Escalating demand and diminished supply has spiked PUC concern about the future ability of state’s electric grid
Data centers, bitcoin operations, and electric vehicles are driving up demand for electricity as extreme weather conditions strain the power grid even further.
Concerned with the possibility of the state’s electric supplies not meeting demand in the coming decade, the Pennsylvania Utility Commission (PUC) gathered written comments from 30 industry stakeholders exploring preventative measures.
In its comments, the Natural Resources Defense Council, a nonprofit international environmental advocacy group, called the state’s electric supply situation “precarious” and further warned that, if managed incorrectly, it will “cost tens of billions of dollars and risk life-threatening winter power outages.”
The comment period was a follow-up to the PUC’s technical conference held in November, also about electric resource adequacy — or the ability to meet electricity demand without blackouts or disruptions in service.
Pushing clean energy solutions
Environmental advocacy groups like POWER Interfaith, the Philadelphia-area, faith-based community-organizing network, said the answer is renewable, solar, and wind energies for example, and they suggested in their comments that the PUC remove barriers to affordable clean energy.
» READ MORE: Environmentalists battle to get Peco to increase its use of green energy, but the oil industry calls it a job killer
Last November, Peco agreed to purchase more solar energy — in this case, enough to supply 3,000 homes. POWER called on other state utilities to follow Peco’s example.
“As concerns rise about the threat of the coming administration to climate work, this win is a good reminder that there is still much progress that can be made at the local level and at our Public Utility Commissions to transition us away from fossil fuels and toward the future that our clients like POWER envision,” said Devin McDougall, an Earthjustice attorney.
Escalating demand for electric power
The sources for rising electric demand include data centers, bitcoin operations, and electric vehicles. But the major driver is extreme weather conditions, which strain the power grid and disproportionately impact low-income residents. According to the National Centers for Environmental Information (NCEI), in 2024 there were 27 weather and climate disasters with over $1 billion in damage each.
One in seven Philadelphia residents spend over 10% of their income on utilities.
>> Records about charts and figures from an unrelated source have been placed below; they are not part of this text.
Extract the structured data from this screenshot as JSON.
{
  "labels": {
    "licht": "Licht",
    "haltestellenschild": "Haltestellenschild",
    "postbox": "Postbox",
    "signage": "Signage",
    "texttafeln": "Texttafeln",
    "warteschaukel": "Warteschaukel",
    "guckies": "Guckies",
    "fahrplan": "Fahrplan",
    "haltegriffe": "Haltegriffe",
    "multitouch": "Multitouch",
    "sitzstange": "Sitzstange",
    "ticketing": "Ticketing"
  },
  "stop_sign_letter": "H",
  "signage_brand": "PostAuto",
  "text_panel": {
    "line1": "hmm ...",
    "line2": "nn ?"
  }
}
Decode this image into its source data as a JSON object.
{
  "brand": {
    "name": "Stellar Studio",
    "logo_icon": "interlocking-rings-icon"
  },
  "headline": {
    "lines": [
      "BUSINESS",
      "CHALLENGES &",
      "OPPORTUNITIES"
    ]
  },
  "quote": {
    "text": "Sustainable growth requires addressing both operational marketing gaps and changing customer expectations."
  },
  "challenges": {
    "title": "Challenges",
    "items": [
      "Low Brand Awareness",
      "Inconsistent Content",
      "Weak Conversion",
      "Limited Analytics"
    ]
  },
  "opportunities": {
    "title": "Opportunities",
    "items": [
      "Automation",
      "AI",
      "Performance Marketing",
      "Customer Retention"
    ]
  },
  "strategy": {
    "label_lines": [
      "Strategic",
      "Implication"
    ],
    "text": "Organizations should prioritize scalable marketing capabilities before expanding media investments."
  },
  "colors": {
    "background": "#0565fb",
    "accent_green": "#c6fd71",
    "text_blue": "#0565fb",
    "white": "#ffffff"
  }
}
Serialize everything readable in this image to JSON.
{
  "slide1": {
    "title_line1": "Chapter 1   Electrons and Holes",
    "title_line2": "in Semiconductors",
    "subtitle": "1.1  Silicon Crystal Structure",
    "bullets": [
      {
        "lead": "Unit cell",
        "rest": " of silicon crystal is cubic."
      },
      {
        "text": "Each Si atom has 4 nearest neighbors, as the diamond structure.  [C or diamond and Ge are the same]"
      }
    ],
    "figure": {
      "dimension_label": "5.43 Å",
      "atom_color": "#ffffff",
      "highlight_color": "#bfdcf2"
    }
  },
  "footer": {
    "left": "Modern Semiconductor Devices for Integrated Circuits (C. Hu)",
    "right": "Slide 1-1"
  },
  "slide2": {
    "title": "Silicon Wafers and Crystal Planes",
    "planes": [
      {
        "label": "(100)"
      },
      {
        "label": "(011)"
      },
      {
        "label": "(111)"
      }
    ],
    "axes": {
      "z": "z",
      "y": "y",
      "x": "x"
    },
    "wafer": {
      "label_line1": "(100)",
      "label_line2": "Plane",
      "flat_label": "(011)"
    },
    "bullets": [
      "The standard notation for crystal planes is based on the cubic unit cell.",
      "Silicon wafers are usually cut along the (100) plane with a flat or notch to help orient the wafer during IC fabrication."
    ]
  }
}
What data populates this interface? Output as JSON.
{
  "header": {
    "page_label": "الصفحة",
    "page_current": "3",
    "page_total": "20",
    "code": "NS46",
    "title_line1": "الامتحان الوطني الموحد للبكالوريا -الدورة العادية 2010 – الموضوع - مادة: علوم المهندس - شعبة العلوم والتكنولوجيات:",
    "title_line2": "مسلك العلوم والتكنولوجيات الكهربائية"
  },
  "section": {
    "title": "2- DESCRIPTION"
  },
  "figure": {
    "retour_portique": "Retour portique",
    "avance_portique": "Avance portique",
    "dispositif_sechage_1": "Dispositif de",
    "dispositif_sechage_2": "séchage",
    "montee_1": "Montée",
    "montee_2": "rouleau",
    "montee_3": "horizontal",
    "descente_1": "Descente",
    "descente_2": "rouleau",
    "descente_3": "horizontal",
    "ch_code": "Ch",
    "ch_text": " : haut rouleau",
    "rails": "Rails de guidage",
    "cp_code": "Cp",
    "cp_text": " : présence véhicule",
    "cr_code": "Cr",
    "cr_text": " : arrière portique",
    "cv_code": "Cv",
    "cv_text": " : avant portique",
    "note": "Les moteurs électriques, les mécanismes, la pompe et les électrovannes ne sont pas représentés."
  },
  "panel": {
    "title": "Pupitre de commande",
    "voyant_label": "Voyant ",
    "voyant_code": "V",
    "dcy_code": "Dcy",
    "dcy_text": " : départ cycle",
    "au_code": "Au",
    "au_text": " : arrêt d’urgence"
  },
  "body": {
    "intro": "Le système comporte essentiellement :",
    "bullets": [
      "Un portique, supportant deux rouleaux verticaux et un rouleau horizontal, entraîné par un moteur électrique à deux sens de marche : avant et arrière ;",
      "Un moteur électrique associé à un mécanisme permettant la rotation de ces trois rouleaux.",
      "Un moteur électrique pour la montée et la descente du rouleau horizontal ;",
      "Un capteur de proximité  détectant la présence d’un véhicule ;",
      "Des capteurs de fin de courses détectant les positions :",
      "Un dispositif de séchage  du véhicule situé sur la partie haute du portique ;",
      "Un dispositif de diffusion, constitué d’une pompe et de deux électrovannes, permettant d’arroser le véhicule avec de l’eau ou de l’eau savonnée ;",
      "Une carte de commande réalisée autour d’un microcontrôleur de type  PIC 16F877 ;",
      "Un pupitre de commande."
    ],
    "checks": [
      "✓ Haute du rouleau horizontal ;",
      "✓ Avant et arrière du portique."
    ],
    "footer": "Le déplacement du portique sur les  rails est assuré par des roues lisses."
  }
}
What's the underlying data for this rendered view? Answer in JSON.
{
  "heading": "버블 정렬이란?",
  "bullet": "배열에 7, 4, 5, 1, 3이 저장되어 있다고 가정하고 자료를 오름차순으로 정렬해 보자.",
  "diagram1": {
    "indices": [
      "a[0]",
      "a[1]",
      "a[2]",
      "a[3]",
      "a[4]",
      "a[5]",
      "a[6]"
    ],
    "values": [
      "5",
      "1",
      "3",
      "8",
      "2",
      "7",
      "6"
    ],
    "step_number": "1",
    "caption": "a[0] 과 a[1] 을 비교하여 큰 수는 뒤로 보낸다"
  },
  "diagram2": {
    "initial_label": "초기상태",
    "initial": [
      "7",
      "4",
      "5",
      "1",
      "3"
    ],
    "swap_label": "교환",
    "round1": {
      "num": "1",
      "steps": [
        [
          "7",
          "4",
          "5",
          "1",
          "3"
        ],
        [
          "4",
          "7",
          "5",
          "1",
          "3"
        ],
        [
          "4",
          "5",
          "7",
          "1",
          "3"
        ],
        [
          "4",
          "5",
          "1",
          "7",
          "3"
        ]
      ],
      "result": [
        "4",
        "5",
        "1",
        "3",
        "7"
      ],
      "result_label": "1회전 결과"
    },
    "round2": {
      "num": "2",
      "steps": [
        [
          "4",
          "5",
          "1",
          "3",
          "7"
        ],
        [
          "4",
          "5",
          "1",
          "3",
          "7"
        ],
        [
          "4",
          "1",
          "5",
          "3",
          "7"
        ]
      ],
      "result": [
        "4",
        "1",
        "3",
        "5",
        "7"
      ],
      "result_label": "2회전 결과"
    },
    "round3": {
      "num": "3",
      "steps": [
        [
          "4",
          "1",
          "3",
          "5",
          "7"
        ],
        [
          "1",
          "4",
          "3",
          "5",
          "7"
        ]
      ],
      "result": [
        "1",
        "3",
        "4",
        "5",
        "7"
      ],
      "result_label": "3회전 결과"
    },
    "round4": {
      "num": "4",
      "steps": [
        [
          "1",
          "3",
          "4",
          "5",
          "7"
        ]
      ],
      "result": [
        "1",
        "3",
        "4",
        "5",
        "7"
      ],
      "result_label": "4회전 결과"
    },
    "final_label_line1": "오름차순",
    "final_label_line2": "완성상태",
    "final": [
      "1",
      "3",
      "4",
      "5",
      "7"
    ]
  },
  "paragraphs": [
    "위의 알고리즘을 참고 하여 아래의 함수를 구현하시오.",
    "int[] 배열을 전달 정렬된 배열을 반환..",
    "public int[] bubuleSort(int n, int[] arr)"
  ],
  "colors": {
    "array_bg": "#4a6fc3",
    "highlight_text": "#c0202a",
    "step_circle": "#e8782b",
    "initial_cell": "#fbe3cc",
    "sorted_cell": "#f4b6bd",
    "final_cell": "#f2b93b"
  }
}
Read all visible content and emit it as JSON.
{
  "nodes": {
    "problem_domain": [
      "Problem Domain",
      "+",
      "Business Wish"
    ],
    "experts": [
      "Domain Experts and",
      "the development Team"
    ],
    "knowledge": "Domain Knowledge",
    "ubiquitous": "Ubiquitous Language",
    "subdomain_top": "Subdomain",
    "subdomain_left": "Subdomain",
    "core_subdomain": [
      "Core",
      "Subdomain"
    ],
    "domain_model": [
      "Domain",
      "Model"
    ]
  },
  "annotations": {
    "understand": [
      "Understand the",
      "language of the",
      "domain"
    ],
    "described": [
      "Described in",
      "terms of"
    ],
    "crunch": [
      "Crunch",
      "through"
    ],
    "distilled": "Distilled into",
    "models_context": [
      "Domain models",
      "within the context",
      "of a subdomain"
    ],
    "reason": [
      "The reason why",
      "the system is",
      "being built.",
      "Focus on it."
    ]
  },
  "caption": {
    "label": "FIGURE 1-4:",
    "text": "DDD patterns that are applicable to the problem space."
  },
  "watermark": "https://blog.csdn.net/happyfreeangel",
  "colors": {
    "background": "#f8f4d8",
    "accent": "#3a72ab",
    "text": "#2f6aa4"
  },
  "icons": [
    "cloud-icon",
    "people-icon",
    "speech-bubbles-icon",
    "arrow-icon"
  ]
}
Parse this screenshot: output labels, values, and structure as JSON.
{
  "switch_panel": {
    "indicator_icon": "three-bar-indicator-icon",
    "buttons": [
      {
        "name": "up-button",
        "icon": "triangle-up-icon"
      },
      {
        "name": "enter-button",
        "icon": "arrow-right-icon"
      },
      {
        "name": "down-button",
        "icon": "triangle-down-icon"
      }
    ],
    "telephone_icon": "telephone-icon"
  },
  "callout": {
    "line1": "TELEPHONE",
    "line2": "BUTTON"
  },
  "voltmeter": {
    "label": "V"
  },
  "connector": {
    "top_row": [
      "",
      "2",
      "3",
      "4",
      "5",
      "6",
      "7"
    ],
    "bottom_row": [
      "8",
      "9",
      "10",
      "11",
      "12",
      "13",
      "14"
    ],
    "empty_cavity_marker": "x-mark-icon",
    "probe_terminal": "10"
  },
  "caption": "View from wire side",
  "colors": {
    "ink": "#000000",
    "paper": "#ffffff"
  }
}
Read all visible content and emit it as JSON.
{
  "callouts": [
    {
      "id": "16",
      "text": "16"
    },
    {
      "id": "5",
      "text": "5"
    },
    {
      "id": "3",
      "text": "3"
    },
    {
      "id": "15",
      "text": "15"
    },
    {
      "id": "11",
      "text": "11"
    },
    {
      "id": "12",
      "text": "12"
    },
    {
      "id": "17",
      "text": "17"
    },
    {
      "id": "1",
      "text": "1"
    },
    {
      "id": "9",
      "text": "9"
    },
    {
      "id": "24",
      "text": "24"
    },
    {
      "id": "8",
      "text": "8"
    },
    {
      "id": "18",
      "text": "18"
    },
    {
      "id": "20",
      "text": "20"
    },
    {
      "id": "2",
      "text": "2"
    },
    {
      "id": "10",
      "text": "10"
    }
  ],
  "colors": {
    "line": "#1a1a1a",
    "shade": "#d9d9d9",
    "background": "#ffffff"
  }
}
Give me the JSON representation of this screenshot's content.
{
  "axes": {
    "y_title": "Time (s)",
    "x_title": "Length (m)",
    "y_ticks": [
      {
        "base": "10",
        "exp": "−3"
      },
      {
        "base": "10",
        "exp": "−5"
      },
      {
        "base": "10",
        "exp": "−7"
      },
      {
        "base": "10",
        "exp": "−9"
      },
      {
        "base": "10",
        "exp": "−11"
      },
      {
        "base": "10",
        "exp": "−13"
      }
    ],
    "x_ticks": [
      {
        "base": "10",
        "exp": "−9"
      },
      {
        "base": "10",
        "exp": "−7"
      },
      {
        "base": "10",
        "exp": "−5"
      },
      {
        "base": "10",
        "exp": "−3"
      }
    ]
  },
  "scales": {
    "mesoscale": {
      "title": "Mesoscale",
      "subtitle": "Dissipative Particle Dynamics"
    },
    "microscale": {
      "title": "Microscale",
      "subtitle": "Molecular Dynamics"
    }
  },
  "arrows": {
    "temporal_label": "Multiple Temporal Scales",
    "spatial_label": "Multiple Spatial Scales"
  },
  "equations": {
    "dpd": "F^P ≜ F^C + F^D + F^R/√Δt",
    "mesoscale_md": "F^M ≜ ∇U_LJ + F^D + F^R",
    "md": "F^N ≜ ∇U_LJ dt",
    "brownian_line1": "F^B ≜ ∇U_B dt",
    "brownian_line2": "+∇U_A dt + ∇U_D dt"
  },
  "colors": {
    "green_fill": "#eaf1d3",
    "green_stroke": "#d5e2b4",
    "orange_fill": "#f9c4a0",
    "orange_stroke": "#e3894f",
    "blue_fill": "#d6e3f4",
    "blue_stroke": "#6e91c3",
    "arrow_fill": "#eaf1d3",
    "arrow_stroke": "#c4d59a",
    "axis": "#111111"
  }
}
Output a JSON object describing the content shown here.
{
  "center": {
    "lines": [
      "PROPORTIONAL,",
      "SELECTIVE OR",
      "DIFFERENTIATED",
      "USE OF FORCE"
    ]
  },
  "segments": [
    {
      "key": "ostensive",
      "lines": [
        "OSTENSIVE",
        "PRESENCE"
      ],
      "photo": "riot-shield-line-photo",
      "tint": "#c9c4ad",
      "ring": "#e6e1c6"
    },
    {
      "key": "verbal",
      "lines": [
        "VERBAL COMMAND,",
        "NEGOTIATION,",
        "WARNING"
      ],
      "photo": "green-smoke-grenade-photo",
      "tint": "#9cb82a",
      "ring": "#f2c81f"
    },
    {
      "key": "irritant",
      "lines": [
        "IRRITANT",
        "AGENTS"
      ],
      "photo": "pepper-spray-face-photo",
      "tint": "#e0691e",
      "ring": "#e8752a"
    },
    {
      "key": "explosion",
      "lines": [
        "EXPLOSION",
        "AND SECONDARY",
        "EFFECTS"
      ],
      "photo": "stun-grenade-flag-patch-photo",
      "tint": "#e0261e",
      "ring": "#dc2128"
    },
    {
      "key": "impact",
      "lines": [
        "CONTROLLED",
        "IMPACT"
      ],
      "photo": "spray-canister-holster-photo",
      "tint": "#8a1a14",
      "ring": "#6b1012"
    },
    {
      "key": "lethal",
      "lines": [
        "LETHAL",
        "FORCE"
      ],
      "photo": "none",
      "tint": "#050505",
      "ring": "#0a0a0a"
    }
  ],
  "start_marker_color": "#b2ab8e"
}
More than 6% is considered to be a “high” energy burden; 10% or more is considered “severe.” These residents also live in low-income neighborhoods where outages tend to be more frequent, last longer, and have residents that are ill-prepared to deal with power shutdowns. POWER also argued that clean energy is a health-equity issue because the most vulnerable residents of Pennsylvania live with toxic residue of fossil fuel extraction oil.
» READ MORE: POWER Interfaith proposes the ‘People’s Energy Plan,’ pushing Peco to use more renewable energy
PJM Interconnection, the grid operator for 13 states, including Pennsylvania, has reported there is currently enough electricity for this winter season given the latest weather forecasts, but extreme conditions may result in implementing emergency procedures.
The power burden
The escalating demand also comes at a time when supply is shrinking because of the growing retirement of older coal- and gas-powered generation units and the slow pace of bringing on new units to replace them.
According to Philadelphia Energy Authority, an independent municipal authority, “Pennsylvania’s generation capacity is caught between a rock and a hard place. On the one hand, coal-fired power plants are retiring rapidly. On the other, the PJM queue is clogged with potential solar plants withering on the vine as interconnection processes grind grudgingly, and equipment for new gas-fired power plants faces a worldwide shortage.”
The PUC, along with industry stakeholders, is using all its feedback to decide what steps to take to avert a crisis. “There’s a certain sense of urgency we have to have,” said Dave Velazquez, Peco president and CEO. “Utilities and the commission have a unique responsibility to our customers to make sure the lights stay on.”